For the BS, any science-based minor generally complimentary and not difficult to complete. For the BA, economics or business minors are popular. For both energy majors, the GIS or sustainable design minors are also complimentary.
Major restricted courses are opened to students outside of the Energy Studies program during Phase 2 registration.
The IES Tool Lending Library is a portable laboratory to enable students and faculty to make measurements of energy systems and building energy performance. Students can check out monitoring tools for a variety of purposes at little or no cost, and they receive instruction on the proper care and operation of the equipment. The hardware ranges from simple lighting and temperature sensors to advanced thermal imaging equipment.
Student clubs include the Women in Energy Mentoring Network (WEIMN), an opportunity for women students and professional women in the energy field to provide mentorship, share knowledge, and create a network of shared connections, Net Impact, a global organization that encourages the integration of business and sustainability, and Students for Renewable Energy (SRE), an Associated Students club that promotes the use of clean energy technologies in the local, national, and global economy.

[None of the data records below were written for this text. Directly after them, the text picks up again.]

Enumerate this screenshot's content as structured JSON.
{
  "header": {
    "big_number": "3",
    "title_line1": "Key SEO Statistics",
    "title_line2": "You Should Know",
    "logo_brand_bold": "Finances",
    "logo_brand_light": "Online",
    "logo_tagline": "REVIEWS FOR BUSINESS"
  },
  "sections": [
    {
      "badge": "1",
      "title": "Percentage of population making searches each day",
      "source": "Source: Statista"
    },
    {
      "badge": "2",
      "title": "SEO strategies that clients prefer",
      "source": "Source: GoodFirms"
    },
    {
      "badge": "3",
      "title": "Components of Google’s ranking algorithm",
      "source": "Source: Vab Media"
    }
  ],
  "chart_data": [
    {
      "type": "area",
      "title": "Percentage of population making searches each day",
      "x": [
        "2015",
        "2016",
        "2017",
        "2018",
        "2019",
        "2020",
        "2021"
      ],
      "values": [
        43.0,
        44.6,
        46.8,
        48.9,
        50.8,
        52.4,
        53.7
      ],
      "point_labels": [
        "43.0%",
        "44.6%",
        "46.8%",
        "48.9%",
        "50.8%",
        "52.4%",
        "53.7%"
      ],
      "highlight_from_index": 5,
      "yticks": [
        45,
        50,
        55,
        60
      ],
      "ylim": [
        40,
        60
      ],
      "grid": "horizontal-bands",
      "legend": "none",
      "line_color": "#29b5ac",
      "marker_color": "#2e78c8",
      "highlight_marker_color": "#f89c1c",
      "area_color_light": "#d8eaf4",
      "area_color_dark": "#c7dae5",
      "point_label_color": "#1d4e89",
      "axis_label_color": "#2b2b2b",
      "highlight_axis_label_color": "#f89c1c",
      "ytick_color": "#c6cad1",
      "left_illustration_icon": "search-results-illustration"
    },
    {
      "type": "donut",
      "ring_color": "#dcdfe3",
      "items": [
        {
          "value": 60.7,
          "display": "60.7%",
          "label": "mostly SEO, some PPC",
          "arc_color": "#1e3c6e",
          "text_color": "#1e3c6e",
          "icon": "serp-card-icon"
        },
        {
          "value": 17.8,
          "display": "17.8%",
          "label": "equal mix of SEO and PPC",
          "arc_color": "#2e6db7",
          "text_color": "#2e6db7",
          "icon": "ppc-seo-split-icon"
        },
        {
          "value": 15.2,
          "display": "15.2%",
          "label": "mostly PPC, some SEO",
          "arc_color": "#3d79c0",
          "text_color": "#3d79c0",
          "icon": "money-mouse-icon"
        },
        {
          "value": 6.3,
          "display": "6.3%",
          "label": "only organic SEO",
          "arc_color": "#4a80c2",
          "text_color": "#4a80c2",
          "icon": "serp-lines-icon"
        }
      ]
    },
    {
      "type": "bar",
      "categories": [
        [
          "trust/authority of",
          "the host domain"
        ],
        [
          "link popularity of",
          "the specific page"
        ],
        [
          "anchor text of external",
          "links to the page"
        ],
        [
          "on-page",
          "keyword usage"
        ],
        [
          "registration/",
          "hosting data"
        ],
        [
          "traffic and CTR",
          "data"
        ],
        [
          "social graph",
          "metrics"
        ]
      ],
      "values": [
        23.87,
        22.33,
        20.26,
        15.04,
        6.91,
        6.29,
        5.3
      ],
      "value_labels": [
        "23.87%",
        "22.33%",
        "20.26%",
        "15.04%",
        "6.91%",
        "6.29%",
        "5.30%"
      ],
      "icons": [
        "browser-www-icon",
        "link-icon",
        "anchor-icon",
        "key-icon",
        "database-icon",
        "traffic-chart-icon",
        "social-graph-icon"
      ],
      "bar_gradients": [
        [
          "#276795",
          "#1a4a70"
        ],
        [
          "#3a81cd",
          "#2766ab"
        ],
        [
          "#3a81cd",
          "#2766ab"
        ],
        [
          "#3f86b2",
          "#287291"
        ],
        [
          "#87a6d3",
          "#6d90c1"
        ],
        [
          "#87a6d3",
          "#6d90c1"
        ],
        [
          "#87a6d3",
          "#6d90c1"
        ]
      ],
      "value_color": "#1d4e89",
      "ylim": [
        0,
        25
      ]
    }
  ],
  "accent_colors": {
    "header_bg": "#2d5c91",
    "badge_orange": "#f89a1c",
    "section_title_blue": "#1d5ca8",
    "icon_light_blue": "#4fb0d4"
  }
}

Students are invited to participate in the Environmental Innovation Challenge. Participating in interdisciplinary teams, students work together to define an environmental problem, design a solution, build a prototype and/or a computer simulation, and create a business summary that demonstrates the market potential.

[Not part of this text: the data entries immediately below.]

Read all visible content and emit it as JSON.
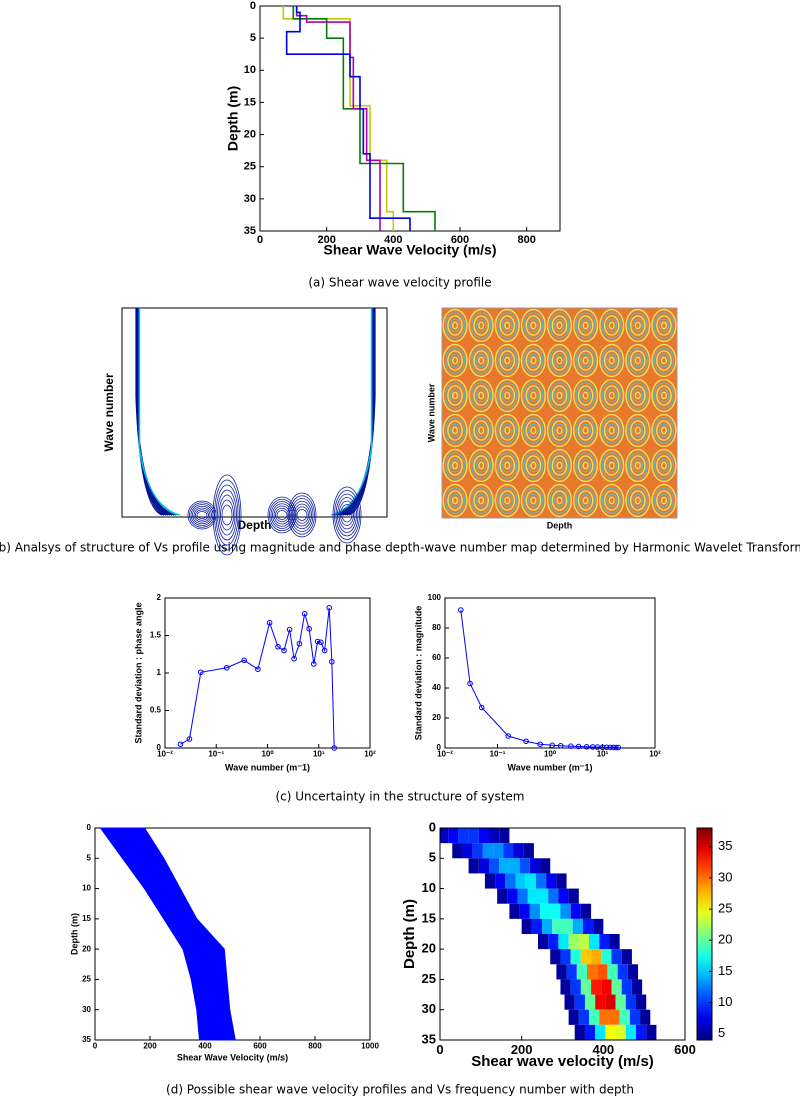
{
  "chart_data": [
    {
      "type": "step",
      "xlabel": "Shear Wave Velocity (m/s)",
      "ylabel": "Depth (m)",
      "xlim": [
        0,
        900
      ],
      "xticks": [
        0,
        200,
        400,
        600,
        800
      ],
      "ylim": [
        0,
        35
      ],
      "yticks": [
        0,
        5,
        10,
        15,
        20,
        25,
        30,
        35
      ],
      "y_inverted": true,
      "series": [
        {
          "color": "#c8c800",
          "x": [
            70,
            70,
            270,
            270,
            330,
            330,
            380,
            380,
            400,
            400
          ],
          "values": [
            0,
            2,
            2,
            15.5,
            15.5,
            24,
            24,
            32,
            32,
            35
          ]
        },
        {
          "color": "#008000",
          "x": [
            100,
            100,
            200,
            200,
            250,
            250,
            300,
            300,
            430,
            430,
            525,
            525
          ],
          "values": [
            0,
            2,
            2,
            5,
            5,
            16,
            16,
            24.5,
            24.5,
            32,
            32,
            35
          ]
        },
        {
          "color": "#b000b0",
          "x": [
            110,
            110,
            140,
            140,
            270,
            270,
            280,
            280,
            320,
            320,
            360,
            360
          ],
          "values": [
            0,
            1.5,
            1.5,
            2.5,
            2.5,
            8,
            8,
            16,
            16,
            24,
            24,
            35
          ]
        },
        {
          "color": "#0000e0",
          "x": [
            110,
            110,
            120,
            120,
            80,
            80,
            270,
            270,
            300,
            300,
            310,
            310,
            330,
            330,
            450,
            450
          ],
          "values": [
            0,
            1,
            1,
            4,
            4,
            7.5,
            7.5,
            11,
            11,
            16,
            16,
            23,
            23,
            33,
            33,
            35
          ]
        }
      ]
    },
    {
      "type": "image",
      "variant": "magnitude",
      "xlabel": "Depth",
      "ylabel": "Wave number"
    },
    {
      "type": "image",
      "variant": "phase",
      "xlabel": "Depth",
      "ylabel": "Wave number"
    },
    {
      "type": "line",
      "xscale": "log",
      "xlabel": "Wave number (m⁻1)",
      "ylabel": "Standard deviation : phase angle",
      "color": "#0000ff",
      "xlim": [
        0.01,
        100
      ],
      "xticks": [
        {
          "value": 0.01,
          "label": "10⁻²"
        },
        {
          "value": 0.1,
          "label": "10⁻¹"
        },
        {
          "value": 1,
          "label": "10⁰"
        },
        {
          "value": 10,
          "label": "10¹"
        },
        {
          "value": 100,
          "label": "10²"
        }
      ],
      "ylim": [
        0,
        2
      ],
      "yticks": [
        0,
        0.5,
        1,
        1.5,
        2
      ],
      "x": [
        0.02,
        0.03,
        0.05,
        0.16,
        0.35,
        0.65,
        1.1,
        1.6,
        2.1,
        2.7,
        3.3,
        4.2,
        5.3,
        6.5,
        8,
        9.5,
        11,
        13,
        16,
        18,
        20
      ],
      "values": [
        0.05,
        0.12,
        1.01,
        1.07,
        1.17,
        1.05,
        1.67,
        1.35,
        1.3,
        1.58,
        1.19,
        1.39,
        1.79,
        1.59,
        1.12,
        1.42,
        1.41,
        1.3,
        1.87,
        1.15,
        0
      ]
    },
    {
      "type": "line",
      "xscale": "log",
      "xlabel": "Wave number (m⁻1)",
      "ylabel": "Standard deviation : magnitude",
      "color": "#0000ff",
      "xlim": [
        0.01,
        100
      ],
      "xticks": [
        {
          "value": 0.01,
          "label": "10⁻²"
        },
        {
          "value": 0.1,
          "label": "10⁻¹"
        },
        {
          "value": 1,
          "label": "10⁰"
        },
        {
          "value": 10,
          "label": "10¹"
        },
        {
          "value": 100,
          "label": "10²"
        }
      ],
      "ylim": [
        0,
        100
      ],
      "yticks": [
        0,
        20,
        40,
        60,
        80,
        100
      ],
      "x": [
        0.02,
        0.03,
        0.05,
        0.16,
        0.35,
        0.65,
        1.1,
        1.6,
        2.5,
        3.5,
        5,
        6.5,
        8,
        10,
        12,
        14,
        16,
        18,
        20
      ],
      "values": [
        92,
        43,
        27,
        8,
        4.5,
        2.5,
        1.8,
        1.5,
        1.2,
        1,
        0.8,
        0.7,
        0.6,
        0.5,
        0.5,
        0.4,
        0.4,
        0.3,
        0.3
      ]
    },
    {
      "type": "band",
      "xlabel": "Shear Wave Velocity (m/s)",
      "ylabel": "Depth (m)",
      "color": "#0000ff",
      "xlim": [
        0,
        1000
      ],
      "xticks": [
        0,
        200,
        400,
        600,
        800,
        1000
      ],
      "ylim": [
        0,
        35
      ],
      "yticks": [
        0,
        5,
        10,
        15,
        20,
        25,
        30,
        35
      ],
      "y_inverted": true,
      "depth": [
        0,
        5,
        10,
        15,
        20,
        25,
        30,
        35
      ],
      "lower": [
        20,
        100,
        180,
        250,
        320,
        350,
        370,
        380
      ],
      "upper": [
        180,
        250,
        310,
        370,
        470,
        480,
        490,
        510
      ]
    },
    {
      "type": "heatmap",
      "xlabel": "Shear wave velocity (m/s)",
      "ylabel": "Depth (m)",
      "colormap": "jet",
      "xlim": [
        0,
        600
      ],
      "xticks": [
        0,
        200,
        400,
        600
      ],
      "ylim": [
        0,
        35
      ],
      "yticks": [
        0,
        5,
        10,
        15,
        20,
        25,
        30,
        35
      ],
      "y_inverted": true,
      "ybins": [
        0,
        2.5,
        5,
        7.5,
        10,
        12.5,
        15,
        17.5,
        20,
        22.5,
        25,
        27.5,
        30,
        32.5,
        35
      ],
      "xbin_width": 25,
      "rows": [
        {
          "x0": -30,
          "counts": [
            5,
            6,
            8,
            10,
            10,
            8,
            6,
            5
          ]
        },
        {
          "x0": 30,
          "counts": [
            5,
            7,
            10,
            13,
            13,
            10,
            7,
            5
          ]
        },
        {
          "x0": 70,
          "counts": [
            5,
            7,
            11,
            14,
            14,
            11,
            7,
            5
          ]
        },
        {
          "x0": 110,
          "counts": [
            5,
            8,
            12,
            15,
            16,
            12,
            8,
            5
          ]
        },
        {
          "x0": 140,
          "counts": [
            5,
            8,
            12,
            16,
            16,
            12,
            8,
            5
          ]
        },
        {
          "x0": 170,
          "counts": [
            5,
            8,
            13,
            17,
            17,
            13,
            8,
            5
          ]
        },
        {
          "x0": 200,
          "counts": [
            5,
            9,
            14,
            19,
            19,
            14,
            9,
            5
          ]
        },
        {
          "x0": 240,
          "counts": [
            5,
            9,
            16,
            22,
            23,
            16,
            9,
            5
          ]
        },
        {
          "x0": 270,
          "counts": [
            5,
            10,
            18,
            27,
            28,
            18,
            10,
            5
          ]
        },
        {
          "x0": 285,
          "counts": [
            5,
            10,
            19,
            30,
            31,
            19,
            10,
            5
          ]
        },
        {
          "x0": 295,
          "counts": [
            5,
            10,
            20,
            33,
            34,
            20,
            10,
            5
          ]
        },
        {
          "x0": 305,
          "counts": [
            5,
            10,
            20,
            34,
            35,
            20,
            10,
            5
          ]
        },
        {
          "x0": 315,
          "counts": [
            5,
            10,
            19,
            30,
            30,
            19,
            10,
            5
          ]
        },
        {
          "x0": 330,
          "counts": [
            5,
            9,
            16,
            25,
            24,
            16,
            9,
            5
          ]
        }
      ],
      "clim": [
        4,
        38
      ],
      "cticks": [
        5,
        10,
        15,
        20,
        25,
        30,
        35
      ]
    }
  ],
  "captions": [
    "(a) Shear wave velocity profile",
    "(b) Analsys of structure of Vs profile using magnitude and phase depth-wave number map determined by Harmonic Wavelet Transform",
    "(c) Uncertainty in the structure of system",
    "(d) Possible shear wave velocity profiles and Vs frequency number with depth"
  ]
}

To learn when club meetings are contact Program Advisor, Gail Cowan (email@example.com).
All ten IES permanent faculty (who IES hired) and fifteen affiliated faculty (in other departments, who work with IES dues to energy interests) are active in research and regularly involve undergraduate students in research projects. To get involved, students need to consult with the individual faculty about their interests.
WWU has a variety of resources to help find internships and job opportunities. Check out those resources below. Handshake The Career Services Center is proud to offer Handshake, an online job and internship posting database available to students, alumni, and employers. On-Campus Recruiting (OCR) Each year employers come to the Western campus to interview students for permanent career positions, as well as internships, in business, industry, government, and education. Career Fairs and Events Hundreds of local, regional and national employers/organizations attend WWU Career Fairs and events looking to connect with WWU Vikings! Be sure to check our calendar for upcoming events.
The only Masters’ degree option now available to potential graduate students who want to work with IES faculty is to apply for a MA or MS degree through Huxley College, where several IES faculty have joint appointments. Their MA or MS coursework can include a graduate-level energy courses, and new courses are being added each year. WWU offers two graduate-level certificates, which can be completed alongside a degree program or separately.